[Devel] [PATCH vz9] dm-ploop: fix and rework md updates

Wed Feb 12 12:42:12 MSK 2025

On 12.02.25 11:02, Pavel Tikhomirov wrote:
> 
> 
> On 2/12/25 14:38, Alexander Atanasov wrote:
>> On 12.02.25 7:54, Pavel Tikhomirov wrote:
>>>
>>>
>>> On 2/11/25 22:25, Alexander Atanasov wrote:
>>>> With the locking reduced it opened windows for races between
>>>> running updates, pending and new updates. Current logic to
>>>> deal with them is not correct.
>>>
>>> Examples of exact race situation in code would be appreciated, as now 
>>> it's impossible to unserstand which exact race we are trying to fix.
>>>
>>> E.g. preferably in this format:
>>>
>>> Thread 1:
>>> A1
>>> B1
>>>                  Thread2:
>>>                  A2
>>>                  B2
>>> C1
>>>                  C2
>>
>>
>>
>> Too many to describe them that way - we have three actors.
>> Locking and logic is wrong.
> 
> Sorry, but it is not obvious what was wrong with it in the first place. 
> To review and verify the fix, I need to have full information about what 
> the problem was (it's unclear from JIRA too, unless I reinvestigate all 
> the crashes there).
> 
>> Should i go over the code and explain it?
> 
> Can you please explain general lock logic a bit and maybe with couple of 
> references to code. Because for me "races between running updates, 
> pending and new updates" brings more questions when answers: What is 
> "running" updates? What is "pending" and "new" updates? What is "updates"?

Ok let me try - an md page can be in three states / which comments are 
updated in .h file/
  - MD_DIRTY - page awaits writeback - needs to be updated on disk
  - MD_WRITEBACK - page update is being  processed - write out started 
and is in progress

there is only one piwb - in md_page struct.
Let's walk over ploop_locate_new_cluster_and_attach_pio as it is the 
base case, others are derivatives.

First under lock spin_lock_irqsave(&ploop->bat_lock, flags);
The there is :
if (piwb && (piwb->type != type || test_bit(MD_WRITEBACK, &md->status)))

It uses piwb to check for dirty - if we have piwb we delay.
But the problem is in the case MD_WRITEBACK , i.e. it is not started
page is waiting for it to start.

Next check the type ALLOC vs DISCARD - we have only one piwb.
If it is the same it does not delay. And the currently waiting piwb
can be executed before it is completely updated.
For example in cow case a pio is added to cow_llist  -> the update can 
go and complete before it is added, so it won't be executed.
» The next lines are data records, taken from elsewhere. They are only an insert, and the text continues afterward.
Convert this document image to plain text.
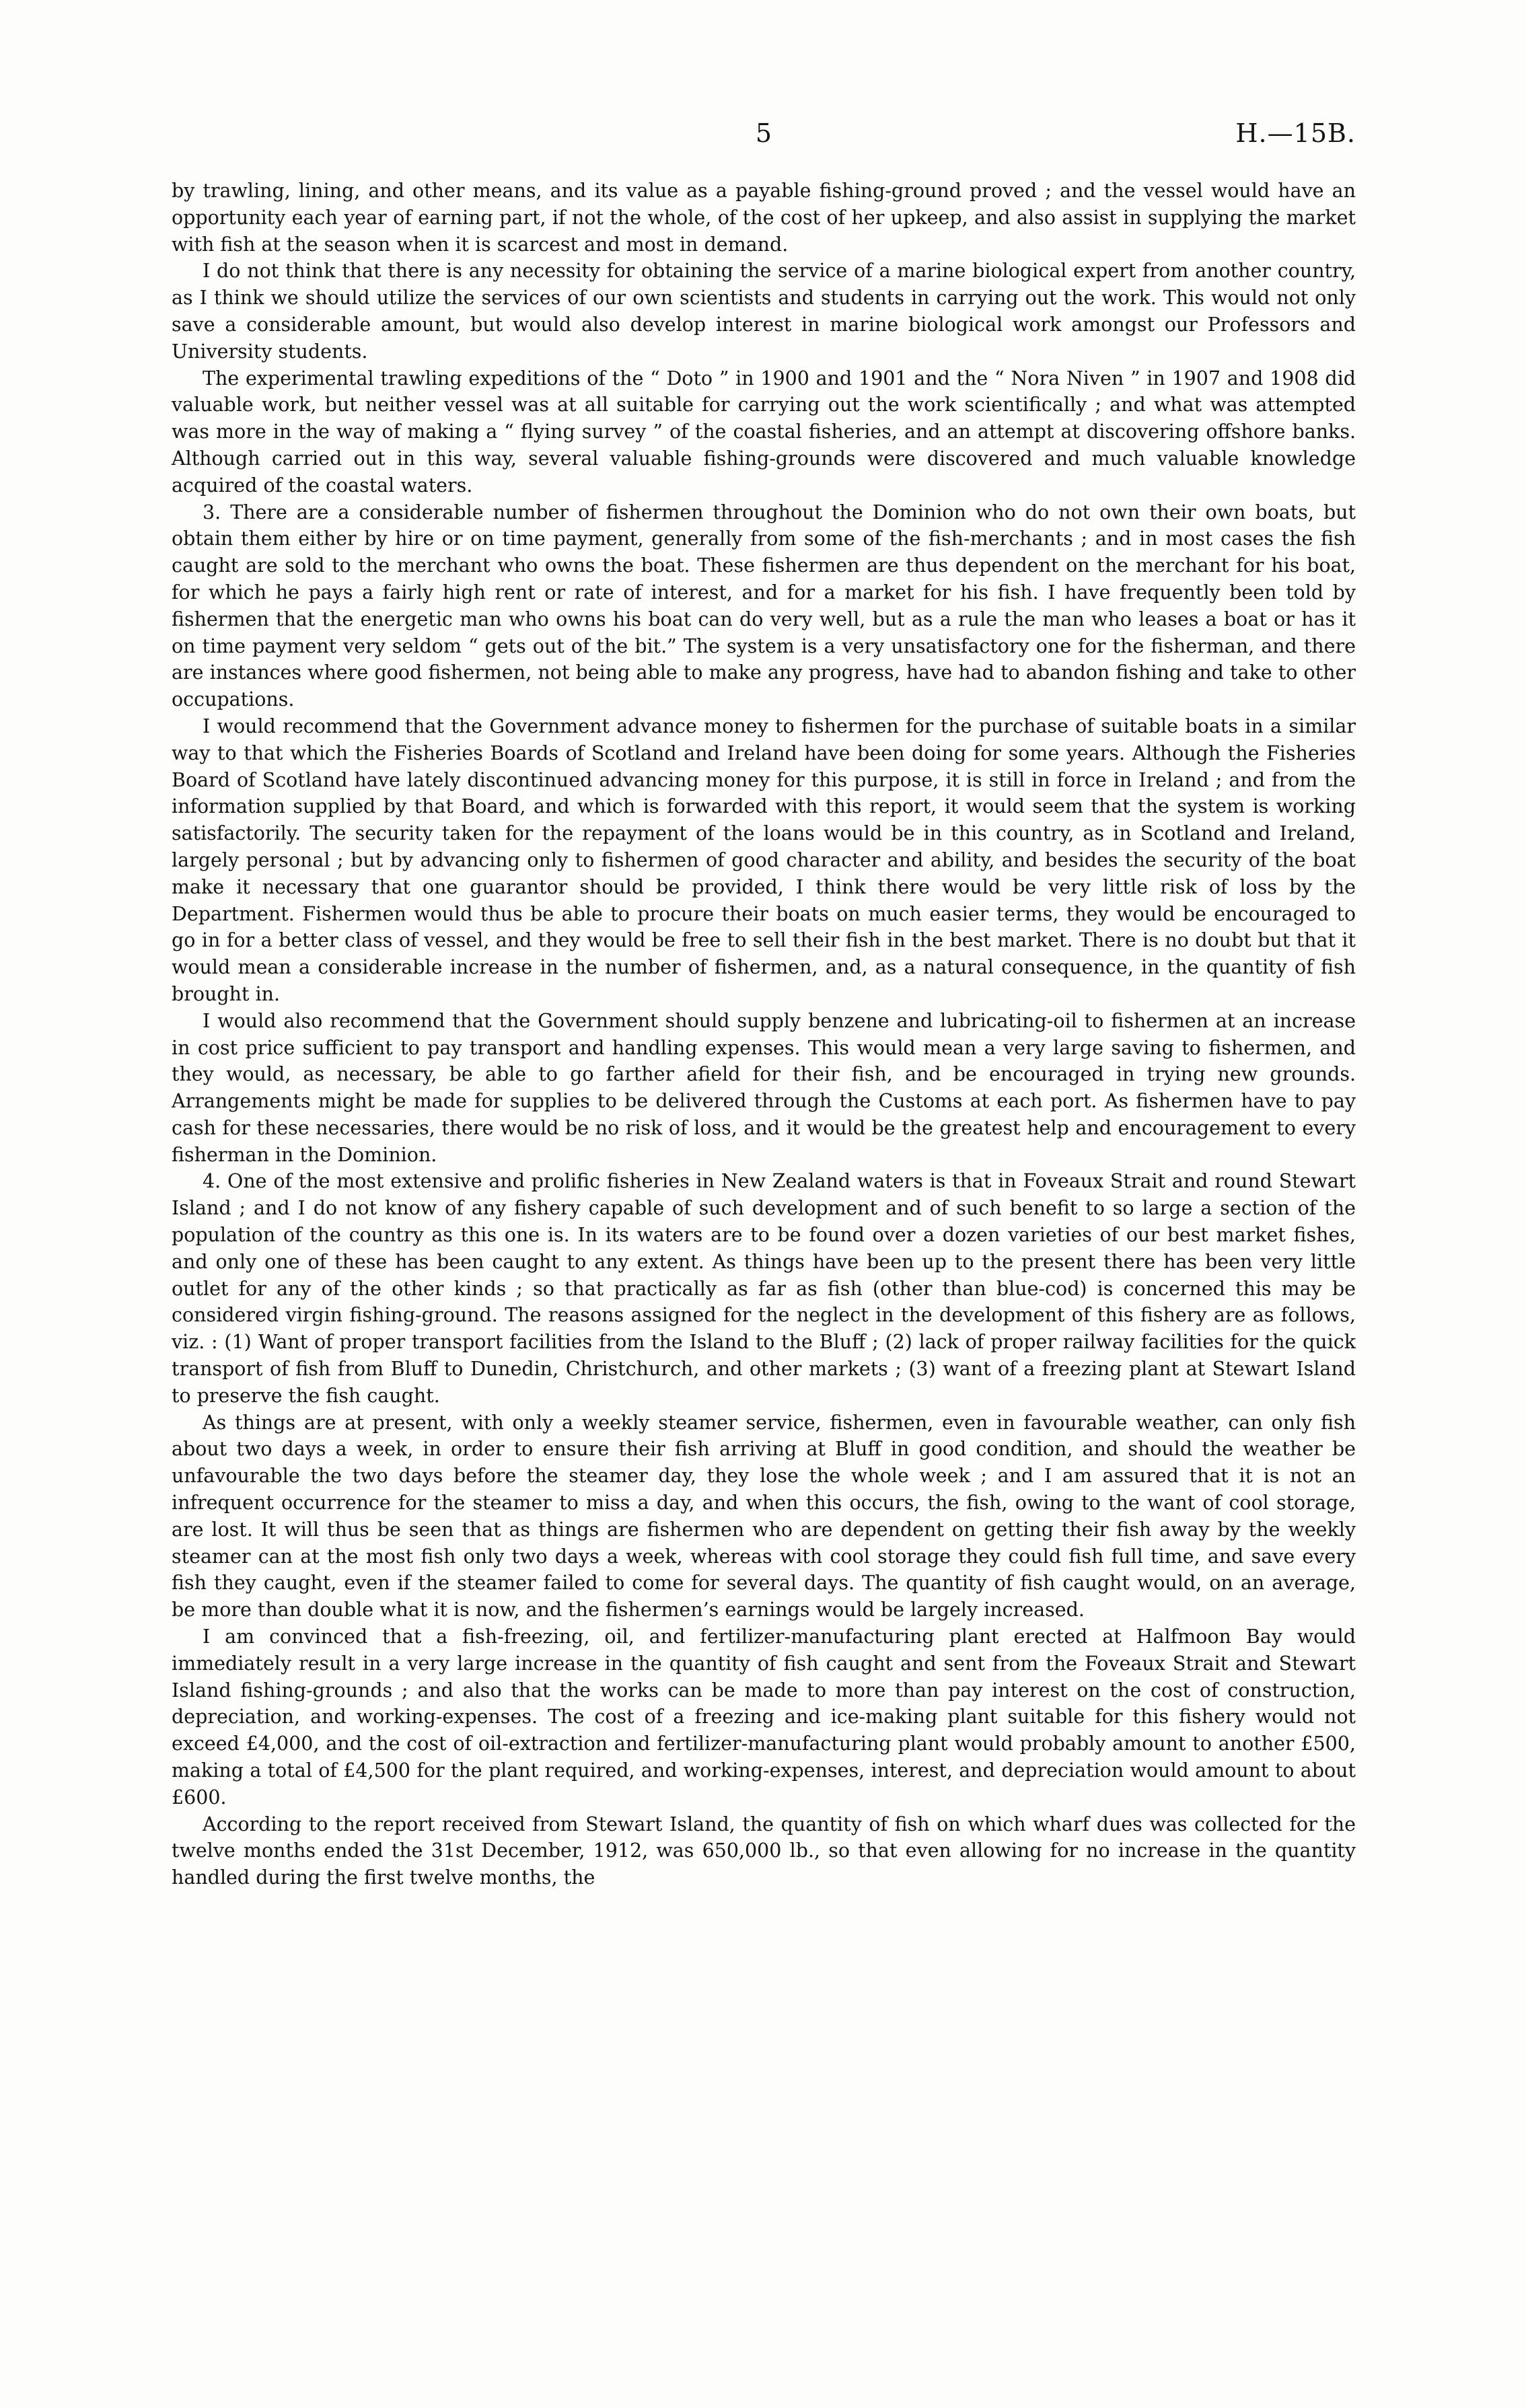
5	H.—15B.

by trawling, lining, and other means, and its value as a payable fishing-ground proved ; and the vessel would have an opportunity each year of earning part, if not the whole, of the cost of her upkeep, and also assist in supplying the market with fish at the season when it is scarcest and most in demand.

I do not think that there is any necessity for obtaining the service of a marine biological expert from another country, as I think we should utilize the services of our own scientists and students in carrying out the work. This would not only save a considerable amount, but would also develop interest in marine biological work amongst our Professors and University students.

The experimental trawling expeditions of the “ Doto ” in 1900 and 1901 and the “ Nora Niven ” in 1907 and 1908 did valuable work, but neither vessel was at all suitable for carrying out the work scientifically ; and what was attempted was more in the way of making a “ flying survey ” of the coastal fisheries, and an attempt at discovering offshore banks. Although carried out in this way, several valuable fishing-grounds were discovered and much valuable knowledge acquired of the coastal waters.

3. There are a considerable number of fishermen throughout the Dominion who do not own their own boats, but obtain them either by hire or on time payment, generally from some of the fish-merchants ; and in most cases the fish caught are sold to the merchant who owns the boat. These fishermen are thus dependent on the merchant for his boat, for which he pays a fairly high rent or rate of interest, and for a market for his fish. I have frequently been told by fishermen that the energetic man who owns his boat can do very well, but as a rule the man who leases a boat or has it on time payment very seldom “ gets out of the bit.” The system is a very unsatisfactory one for the fisherman, and there are instances where good fishermen, not being able to make any progress, have had to abandon fishing and take to other occupations.

I would recommend that the Government advance money to fishermen for the purchase of suitable boats in a similar way to that which the Fisheries Boards of Scotland and Ireland have been doing for some years. Although the Fisheries Board of Scotland have lately discontinued advancing money for this purpose, it is still in force in Ireland ; and from the information supplied by that Board, and which is forwarded with this report, it would seem that the system is working satisfactorily. The security taken for the repayment of the loans would be in this country, as in Scotland and Ireland, largely personal ; but by advancing only to fishermen of good character and ability, and besides the security of the boat make it necessary that one guarantor should be provided, I think there would be very little risk of loss by the Department. Fishermen would thus be able to procure their boats on much easier terms, they would be encouraged to go in for a better class of vessel, and they would be free to sell their fish in the best market. There is no doubt but that it would mean a considerable increase in the number of fishermen, and, as a natural consequence, in the quantity of fish brought in.

I would also recommend that the Government should supply benzene and lubricating-oil to fishermen at an increase in cost price sufficient to pay transport and handling expenses. This would mean a very large saving to fishermen, and they would, as necessary, be able to go farther afield for their fish, and be encouraged in trying new grounds. Arrangements might be made for supplies to be delivered through the Customs at each port. As fishermen have to pay cash for these necessaries, there would be no risk of loss, and it would be the greatest help and encouragement to every fisherman in the Dominion.

4. One of the most extensive and prolific fisheries in New Zealand waters is that in Foveaux Strait and round Stewart Island ; and I do not know of any fishery capable of such development and of such benefit to so large a section of the population of the country as this one is. In its waters are to be found over a dozen varieties of our best market fishes, and only one of these has been caught to any extent. As things have been up to the present there has been very little outlet for any of the other kinds ; so that practically as far as fish (other than blue-cod) is concerned this may be considered virgin fishing-ground. The reasons assigned for the neglect in the development of this fishery are as follows, viz. : (1) Want of proper transport facilities from the Island to the Bluff ; (2) lack of proper railway facilities for the quick transport of fish from Bluff to Dunedin, Christchurch, and other markets ; (3) want of a freezing plant at Stewart Island to preserve the fish caught.

As things are at present, with only a weekly steamer service, fishermen, even in favourable weather, can only fish about two days a week, in order to ensure their fish arriving at Bluff in good condition, and should the weather be unfavourable the two days before the steamer day, they lose the whole week ; and I am assured that it is not an infrequent occurrence for the steamer to miss a day, and when this occurs, the fish, owing to the want of cool storage, are lost. It will thus be seen that as things are fishermen who are dependent on getting their fish away by the weekly steamer can at the most fish only two days a week, whereas with cool storage they could fish full time, and save every fish they caught, even if the steamer failed to come for several days. The quantity of fish caught would, on an average, be more than double what it is now, and the fishermen’s earnings would be largely increased.

I am convinced that a fish-freezing, oil, and fertilizer-manufacturing plant erected at Halfmoon Bay would immediately result in a very large increase in the quantity of fish caught and sent from the Foveaux Strait and Stewart Island fishing-grounds ; and also that the works can be made to more than pay interest on the cost of construction, depreciation, and working-expenses. The cost of a freezing and ice-making plant suitable for this fishery would not exceed £4,000, and the cost of oil-extraction and fertilizer-manufacturing plant would probably amount to another £500, making a total of £4,500 for the plant required, and working-expenses, interest, and depreciation would amount to about £600.

According to the report received from Stewart Island, the quantity of fish on which wharf dues was collected for the twelve months ended the 31st December, 1912, was 650,000 lb., so that even allowing for no increase in the quantity handled during the first twelve months, the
RACE - bat_write_complete clears  MD_WRITEBACK and sets piwb to NULL
early before the update is completed. Delayes pios can cause new updates
while the initial one is not completed.

Next it marks page dirty - but along that it is adding it to the 
writeback list - RACE - thread can see it before update is ready.
Next lock is unlocked.

To summarize - the race is between update preparation and thread
executing the updates - in several forms.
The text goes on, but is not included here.